Wednesday, May 19, 2010

The Dash

Soccer practice twice a week for two children at different times.

Softball games three times a week.

Baseball practice twice a week.

Ballet practice once a week for the smallest child.

A recital upcoming. Pictures, dress rehearsal and a small gathering at our house afterwards.

Piano lessons for two children, plus practice time.

Girl Scouts every other week.

Gymnastics every Wednesday.

School pick up and drop off every day twice a day.

Preschool twice a week.

At least two and possibly up to four soccer games each weekend.

A tournament in two weeks that our soccer club is hosting and requiring each family to volunteer 6 hours working.

The art fair project at school that I volunteer for each year.

End of year teacher gifts to coordinate.

Field trip next week to chaperone.

The second grade sing at school.

Volunteer breakfast at school next week.

Girl's softball game with PE teachers after school next week.

It’s ok. I got this.


I look at this time of year, the hell that has become known as May, as a mad dash. If I can just hang in there and not have my legs give out, I can make it. Make it to the finish line. The end of the school year. I will promptly say goodbye and suck it to that horrid schedule. To the demands on our family’s time. To the running. To the craziness. And into the bliss of summer.

Carefree.

Sunshine.

Here we come.

Head down.

Finish line in sight…

Sunday, May 16, 2010

Remembering when...

Remember when we could sleep late?

Remember when we would go to restaurants that adults frequented? The ones without crayons or paper tablecloths.

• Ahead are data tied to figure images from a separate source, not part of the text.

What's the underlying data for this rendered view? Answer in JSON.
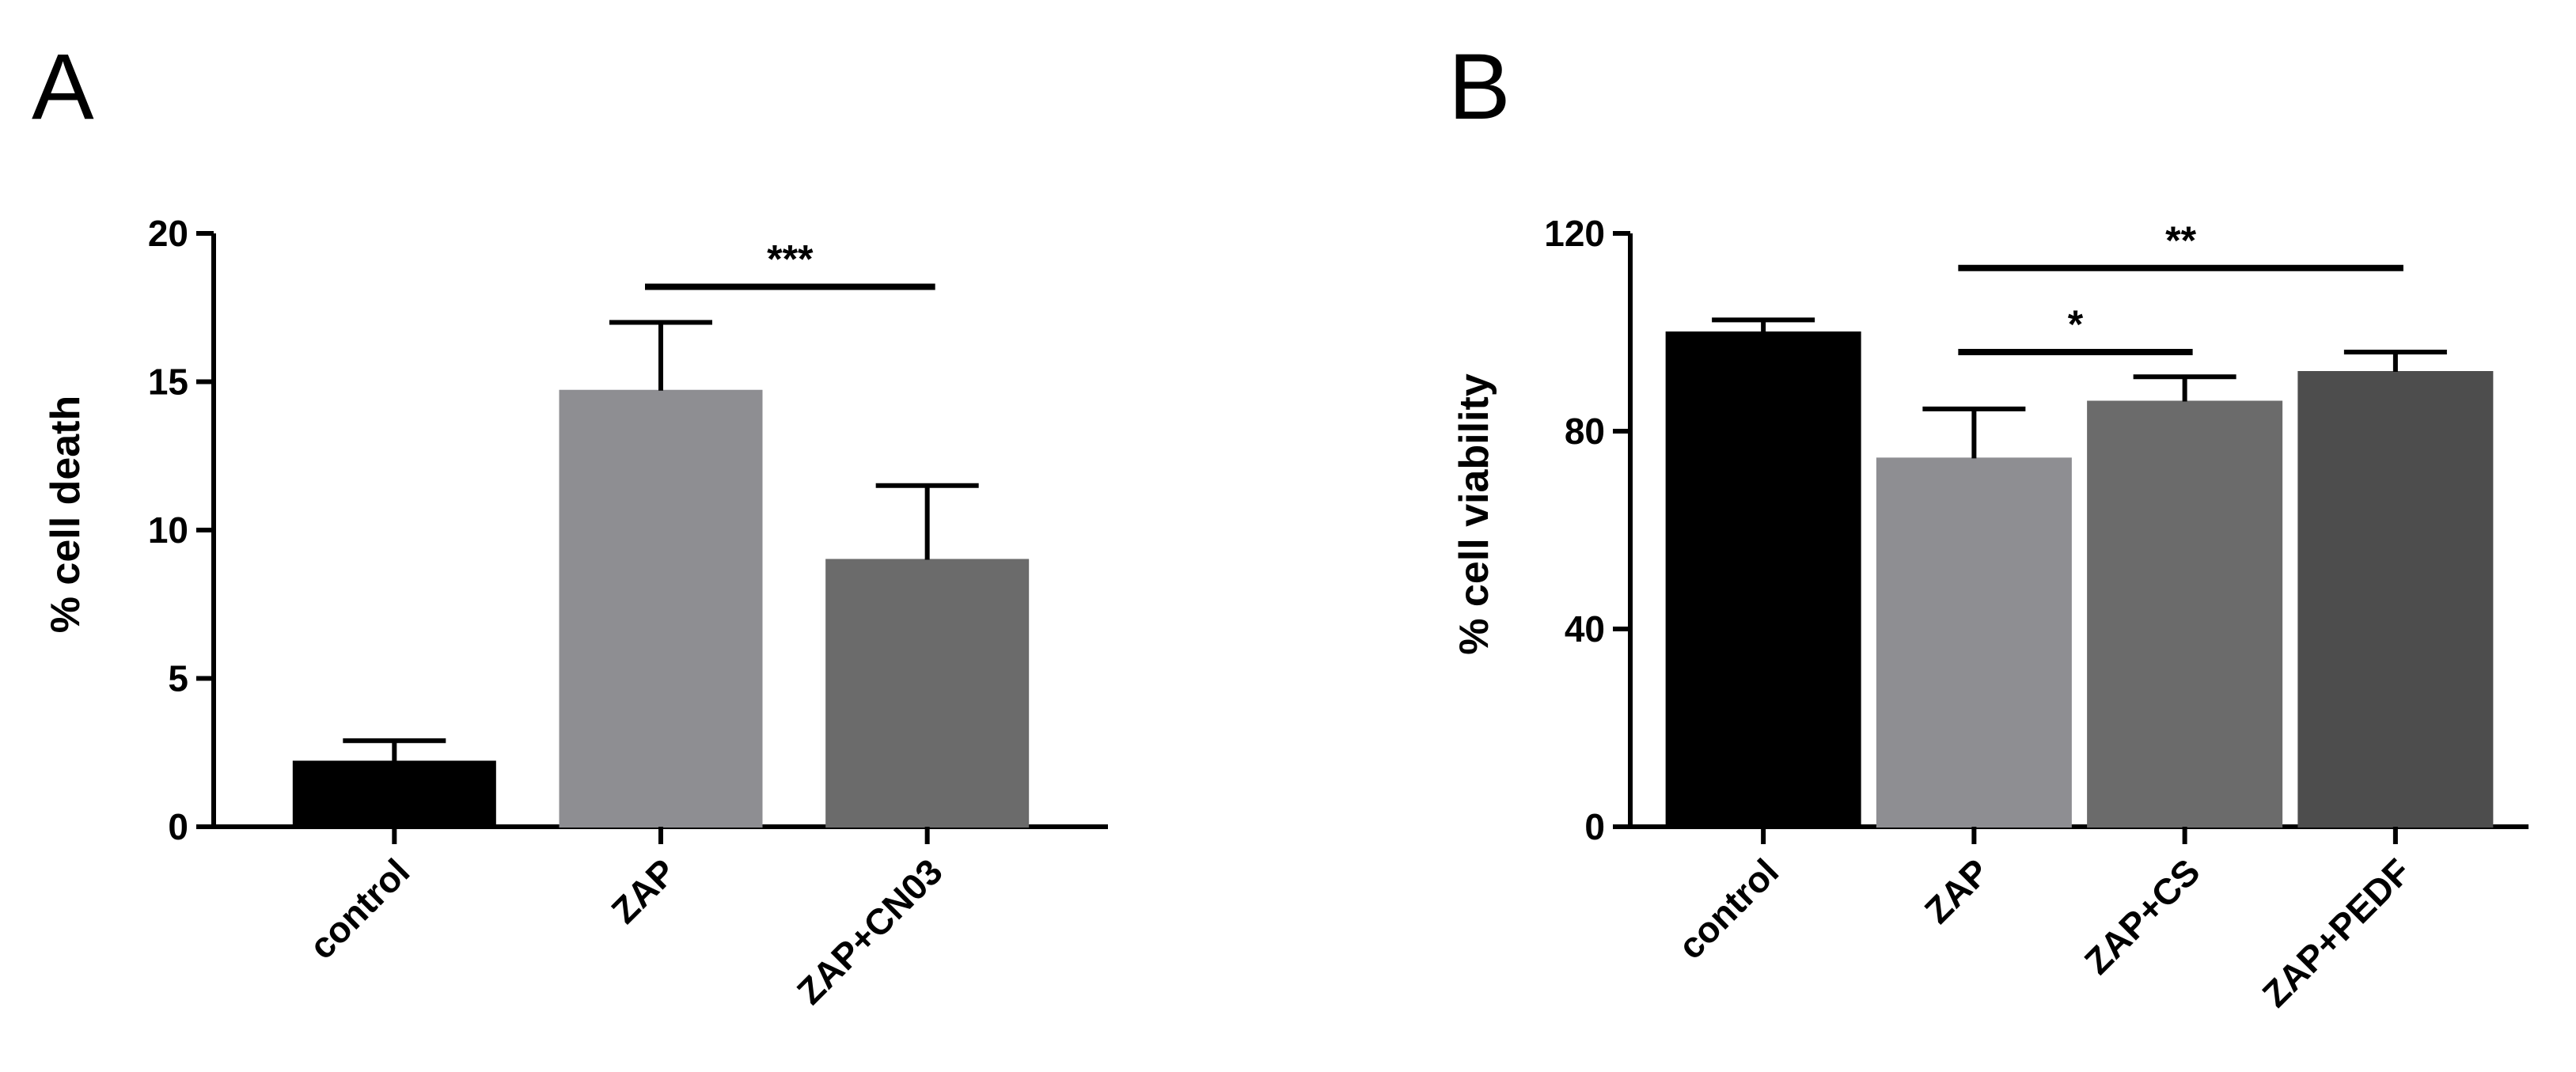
{
  "figure": {
    "panels": [
      "A",
      "B"
    ]
  },
  "chart_data": [
    {
      "panel": "A",
      "type": "bar",
      "title": "",
      "xlabel": "",
      "ylabel": "% cell death",
      "categories": [
        "control",
        "ZAP",
        "ZAP+CN03"
      ],
      "values": [
        2.2,
        14.7,
        9.0
      ],
      "errors": [
        0.7,
        2.3,
        2.5
      ],
      "colors": [
        "#000000",
        "#8e8e92",
        "#6b6b6b"
      ],
      "ylim": [
        0,
        20
      ],
      "yticks": [
        0,
        5,
        10,
        15,
        20
      ],
      "ytick_labels": [
        "0",
        "5",
        "10",
        "15",
        "20"
      ],
      "grid": false,
      "significance": [
        {
          "from": "ZAP",
          "to": "ZAP+CN03",
          "label": "***",
          "y": 18.2
        }
      ]
    },
    {
      "panel": "B",
      "type": "bar",
      "title": "",
      "xlabel": "",
      "ylabel": "% cell viability",
      "categories": [
        "control",
        "ZAP",
        "ZAP+CS",
        "ZAP+PEDF"
      ],
      "values": [
        100,
        74.5,
        86,
        92
      ],
      "errors": [
        2.5,
        10,
        5,
        4
      ],
      "colors": [
        "#000000",
        "#8e8e92",
        "#6b6b6b",
        "#4d4d4d"
      ],
      "ylim": [
        0,
        120
      ],
      "yticks": [
        0,
        40,
        80,
        120
      ],
      "ytick_labels": [
        "0",
        "40",
        "80",
        "120"
      ],
      "grid": false,
      "significance": [
        {
          "from": "ZAP",
          "to": "ZAP+CS",
          "label": "*",
          "y": 96
        },
        {
          "from": "ZAP",
          "to": "ZAP+PEDF",
          "label": "**",
          "y": 113
        }
      ]
    }
  ]
}
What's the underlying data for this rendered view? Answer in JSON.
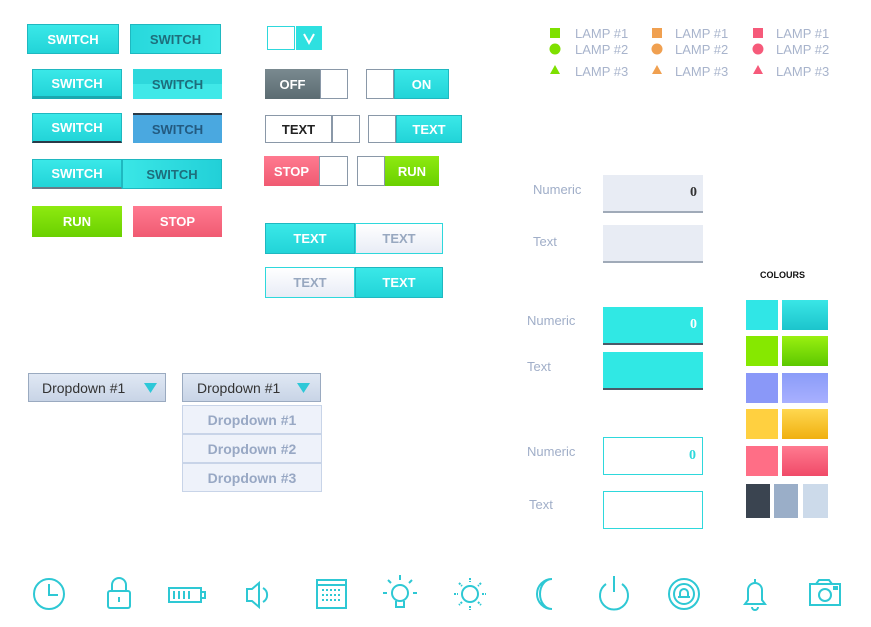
{
  "switches": [
    "SWITCH",
    "SWITCH",
    "SWITCH",
    "SWITCH",
    "SWITCH",
    "SWITCH",
    "SWITCH",
    "SWITCH"
  ],
  "buttons": {
    "run": "RUN",
    "stop": "STOP"
  },
  "toggles": {
    "off": "OFF",
    "on": "ON",
    "text_left": "TEXT",
    "text_right": "TEXT",
    "stop": "STOP",
    "run": "RUN"
  },
  "segmented": [
    [
      "TEXT",
      "TEXT"
    ],
    [
      "TEXT",
      "TEXT"
    ]
  ],
  "lamps": [
    [
      "LAMP #1",
      "LAMP #2",
      "LAMP #3"
    ],
    [
      "LAMP #1",
      "LAMP #2",
      "LAMP #3"
    ],
    [
      "LAMP #1",
      "LAMP #2",
      "LAMP #3"
    ]
  ],
  "fields": [
    {
      "numeric_label": "Numeric",
      "value": 0,
      "text_label": "Text"
    },
    {
      "numeric_label": "Numeric",
      "value": 0,
      "text_label": "Text"
    },
    {
      "numeric_label": "Numeric",
      "value": 0,
      "text_label": "Text"
    }
  ],
  "colours_title": "COLOURS",
  "dropdowns": [
    {
      "label": "Dropdown #1"
    },
    {
      "label": "Dropdown #1",
      "options": [
        "Dropdown #1",
        "Dropdown #2",
        "Dropdown #3"
      ]
    }
  ]
}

Remember when we could cuddle in bed in the morning with no one in between us?

Remember when I could get dressed without dressing 3 other people at the same time?

Remember our conversations that lingered and dissected our life and our future?

Remember dreaming with the one you love?

Remember no interruptions?

Remember you and I?

Holding hands.

A glass of wine. And then another.

Truly seeing you for the first time in… too long.

Reconnecting with my friend. Being reintroduced to my boyfriend.

All these things and more are what leaving our three children behind and running away for a long weekend with you gave me. It also told me that it’s still you. It will always be you. Thank you for fifteen wonderful years. Happy Anniversary, T.